Counselor is my husband’s friend.
Dear Positive Way, We’ve been having marriage problems consistently now for around 5 years, therefore we sought counseling, however the counselor is my husbands friend ( a pretty close friend too.) Actually it’s a husband and wife team that counsels us from our church. Now, this troubles me, that the counselor is my husbands friend, because I feel he may become bias. am I wrong for thinking this? I think as well intentioned as he may be, that it’s only human nature to want to side with your buddy and not offend him. I just don’t think it is wise. I’ve presented this to my husband and he refuses to counsel with anyone else. I’ve explained how it makes me feel, like I am at a total disadvantage in this arrangement, but he is totally only headstrong in counseling with them. He said I just want to seek out another counselor because I don’t like what they are pointing out about me, but that’s not the truth. It’s just something that keeps popping up in my mind as we counsel with them that wouldn’t be! an issue if we counseled from someone neither of us had a close connection with. I don’t know what to do because he refuses to go to seek help from anyone else.
Another counselor so that there is not question of partiality between us.
How might that happen. signed, CINNAMON, age 47
Dear CINNAMON, You are totally right in this situation. You should not have counseling by anyone that already has a bias – in this case a friend to your husband. Counselor’s are human and they will have their bias no matter how they may claim they won’t. This counselor should withdraw themselves and give you a referral to someone else in the field. If they can’t provide a referral then seek one out through social services, your family physician, or the yellow pages. Here are a couple of suggestions for you to consider.

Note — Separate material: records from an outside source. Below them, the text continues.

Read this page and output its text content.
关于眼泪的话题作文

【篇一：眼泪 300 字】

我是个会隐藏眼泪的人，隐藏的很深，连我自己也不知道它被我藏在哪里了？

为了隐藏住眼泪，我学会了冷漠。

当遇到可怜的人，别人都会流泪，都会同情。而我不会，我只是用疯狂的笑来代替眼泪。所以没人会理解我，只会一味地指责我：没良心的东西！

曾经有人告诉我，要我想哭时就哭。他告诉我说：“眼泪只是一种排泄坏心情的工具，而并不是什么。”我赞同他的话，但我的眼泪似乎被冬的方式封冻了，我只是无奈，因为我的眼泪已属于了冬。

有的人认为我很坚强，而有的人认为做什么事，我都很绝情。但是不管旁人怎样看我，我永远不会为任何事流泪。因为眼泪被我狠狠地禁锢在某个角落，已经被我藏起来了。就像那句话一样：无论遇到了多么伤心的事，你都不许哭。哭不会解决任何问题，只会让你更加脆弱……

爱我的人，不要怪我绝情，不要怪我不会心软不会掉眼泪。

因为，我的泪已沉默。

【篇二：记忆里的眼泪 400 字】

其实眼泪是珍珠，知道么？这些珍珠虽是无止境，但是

1. Meet with the current counselor by yourself and ask them to withdraw their services and give you a referral. If they have any ethics and understanding in this matter they will not hesitate to do it. Ask them to tell your husband that they are withdrawing themselves because of the possible bias that can surface even if they don’t want it to.
2. If they refuse to honor your wishes then stop going to them. Seek out your own counselor and pursue counseling yourself. You can ask your husband to join you but it is not necessary at this time. Surprisingly so, you can improve your relationship just by getting your own counseling and this has been the case in many relationships. Many partners refuse counseling but that doesn’t mean that the other partner should not seek counsel. Get your own counselor for now and you will learn some good information that can lead you in the right direction.
Remember, you cannot change the other person but you can change yourself. As you change and grow, you partner will change and grow in response to your change. For every positive action you take for yourself that alone can “influence change” within the relationship. Seek out a new counselor for yourself and see what happens from there.
Please understand you have free will. This advice is given only in the realm
of personal growth and self-help. This is not to be considered a substitute
for therapy or professional counseling. We wish you well.